Figure 2. FPP induces the recruitment of co-activators to PPARγ in vitro.

(A) GST pull-down assay using full-length PPARγ protein. Recombinant SRC-1 fragment (SRC-1-S2) containing a PPAR-binding region was incubated with GST–human PPARγ and vehicle control, 50 μM Pio or 50 μM/100 μM FPP. After washing, the bound recombinant SRC-1 protein was detected by immunoblotting. Total GST–PPARγ protein was detected by Coomassie Brilliant Blue staining. The results are representative of three independent blots. (B) The densitometric analysis of immunoblotting membranes normalized by the amount of GST–PPARγ of (A) is shown. The density of the vehicle control was set at 1 and the relative densities were presented as the fold induction relative to that of the vehicle control. (C) Scatchard plot analysis of the binding of a PPARγ triangles ligand complex to the TAMRA–SRC-1 in the presence of pioglitazone (Pro; closed triangles) or FPP (closed circles). As the control experiment, TAMRA–SRC-1 was incubated together with GST protein.

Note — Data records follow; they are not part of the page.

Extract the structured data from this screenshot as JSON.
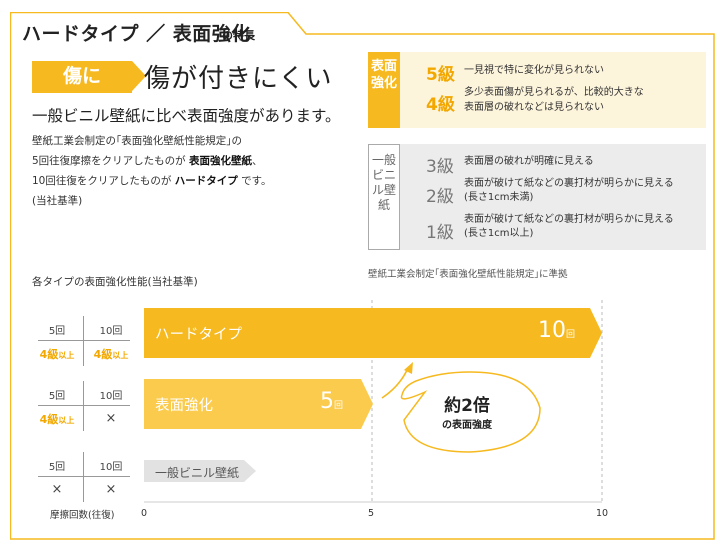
{
  "header": {
    "title": "ハードタイプ ／ 表面強化",
    "suffix": "の特長"
  },
  "headline": {
    "tag": "傷に",
    "text": "傷が付きにくい"
  },
  "intro": {
    "compare": "一般ビニル壁紙に比べ表面強度があります。",
    "line1": "壁紙工業会制定の｢表面強化壁紙性能規定｣の",
    "line2_pre": "5回往復摩擦をクリアしたものが",
    "line2_bold": "表面強化壁紙",
    "line2_post": "、",
    "line3_pre": "10回往復をクリアしたものが",
    "line3_bold": "ハードタイプ",
    "line3_post": "です。",
    "line4": "(当社基準)"
  },
  "panels": {
    "hyomen_label": "表面強化",
    "ippan_label": "一般ビニル壁紙",
    "grades_hyomen": [
      {
        "grade": "5級",
        "desc1": "一見視で特に変化が見られない",
        "desc2": ""
      },
      {
        "grade": "4級",
        "desc1": "多少表面傷が見られるが、比較的大きな",
        "desc2": "表面層の破れなどは見られない"
      }
    ],
    "grades_ippan": [
      {
        "grade": "3級",
        "desc1": "表面層の破れが明確に見える",
        "desc2": ""
      },
      {
        "grade": "2級",
        "desc1": "表面が破けて紙などの裏打材が明らかに見える",
        "desc2": "(長さ1cm未満)"
      },
      {
        "grade": "1級",
        "desc1": "表面が破けて紙などの裏打材が明らかに見える",
        "desc2": "(長さ1cm以上)"
      }
    ],
    "note": "壁紙工業会制定｢表面強化壁紙性能規定｣に準拠"
  },
  "grade_tables": [
    {
      "h1": "5回",
      "h2": "10回",
      "v1": "4級",
      "v1s": "以上",
      "v2": "4級",
      "v2s": "以上",
      "x1": false,
      "x2": false
    },
    {
      "h1": "5回",
      "h2": "10回",
      "v1": "4級",
      "v1s": "以上",
      "v2": "×",
      "v2s": "",
      "x1": false,
      "x2": true
    },
    {
      "h1": "5回",
      "h2": "10回",
      "v1": "×",
      "v1s": "",
      "v2": "×",
      "v2s": "",
      "x1": true,
      "x2": true
    }
  ],
  "chart_data": {
    "type": "bar",
    "title": "各タイプの表面強化性能(当社基準)",
    "categories": [
      "ハードタイプ",
      "表面強化",
      "一般ビニル壁紙"
    ],
    "values": [
      10,
      5,
      0
    ],
    "value_labels": [
      "10",
      "5",
      ""
    ],
    "value_unit": "回",
    "xlabel": "摩擦回数(往復)",
    "xlim": [
      0,
      10
    ],
    "xticks": [
      "0",
      "5",
      "10"
    ],
    "annotation": {
      "big": "約2倍",
      "small": "の表面強度"
    },
    "colors": {
      "bar": "#f6b91f",
      "bar_light": "#fbcb4e",
      "gray": "#e2e2e2"
    }
  }
}
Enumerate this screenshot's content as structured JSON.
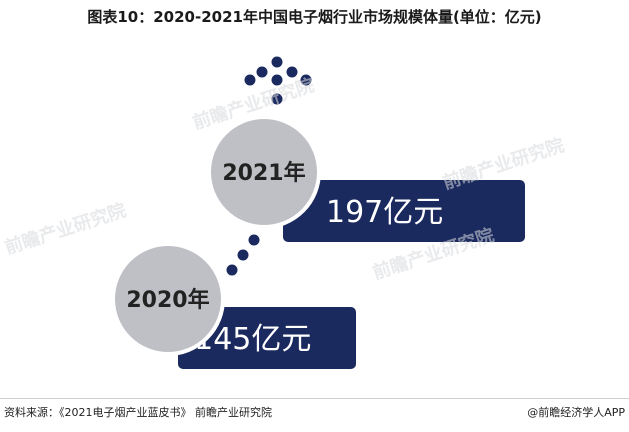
{
  "title": "图表10：2020-2021年中国电子烟行业市场规模体量(单位：亿元)",
  "chart_data": {
    "type": "bar",
    "categories": [
      "2020年",
      "2021年"
    ],
    "values": [
      145,
      197
    ],
    "value_labels": [
      "145亿元",
      "197亿元"
    ],
    "unit": "亿元",
    "title": "图表10：2020-2021年中国电子烟行业市场规模体量(单位：亿元)"
  },
  "watermarks": [
    "前瞻产业研究院",
    "前瞻产业研究院",
    "前瞻产业研究院",
    "前瞻产业研究院"
  ],
  "footer": {
    "source": "资料来源：《2021电子烟产业蓝皮书》 前瞻产业研究院",
    "brand": "@前瞻经济学人APP"
  },
  "colors": {
    "navy": "#1b2a5e",
    "circle": "#bfc0c6",
    "circle_stroke": "#ffffff",
    "year_text": "#222222"
  }
}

Ligand concentrations (in μM) at all data points are 0.15, 1.0, 2.0 and 3.8 for FPP and 0.1, 0.4, 1.2 and 3.8 for Pio from the left data point respectively. The results are representative of five independent blots. (D) The recruitment of CBP to PPARγ in the presence or absence of FPP (50 or 100 μM) and GW9662 (25 μM) was determined by ELISA. All the values are means±S.E.M. for three to five tests. *P<0.05, **P<0.01.